1. Paused DNA polymerases at pyrimidine dimers while helicase unwinding the DNA.
2. Pick up of DNA through transformation or conjugation mechanism.
3. Increase in temperature may causes generation of ssDNA.

• λ repressor of bacteriophage has an evolutionary novality as it takes autocleavage upon interaction with Rec A.

Fig: Activated RecA protein cleaves repressor which then cannot dimerize

GENES FAVOURING LYTIC CYCLE:

• Upon autocleavage of λ repressor, cro gene is switched on.
• cro (Control of Repressor) gene acts as negative regulator of cIII, cII & cI. Futher, cro gene induces the expression of xis gene &Q gene.
• xis gene codes for excisase enzyme which cuts to separate the phage DNA from bacterial DNA.
• Q gene coded Q-protein acts as antiterminator of cro gene.

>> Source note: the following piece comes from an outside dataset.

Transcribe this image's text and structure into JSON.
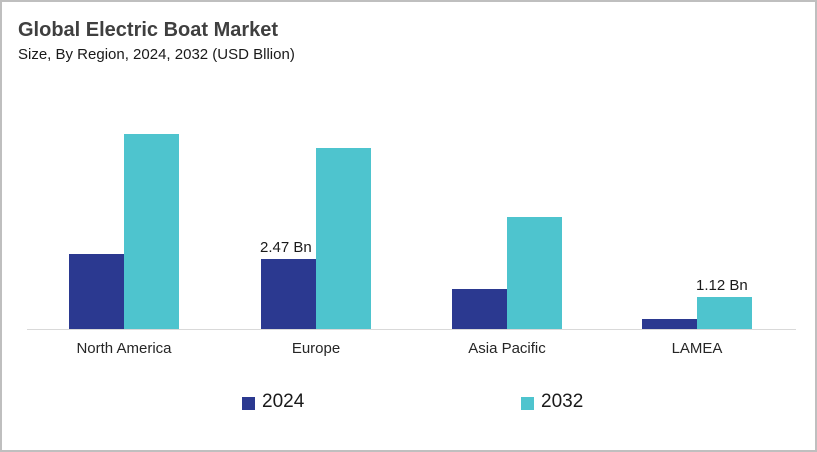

The decision between lysis and lysogeny is, therefore, determined by the outcome of a race between cI and cro. If the cI repressor is synthesized more quickly than the cro repressor, the lysogeny follows. However, if cro wins the race, then the cro repressor block cI expression before enough cI repressor has been synthesized to silence the cro gene. As a result, the phage follows the lytic cycle. The decision appear to the random, depending on chance events that lead to either the cI or the cro repressor accumulating the quickest in the cell.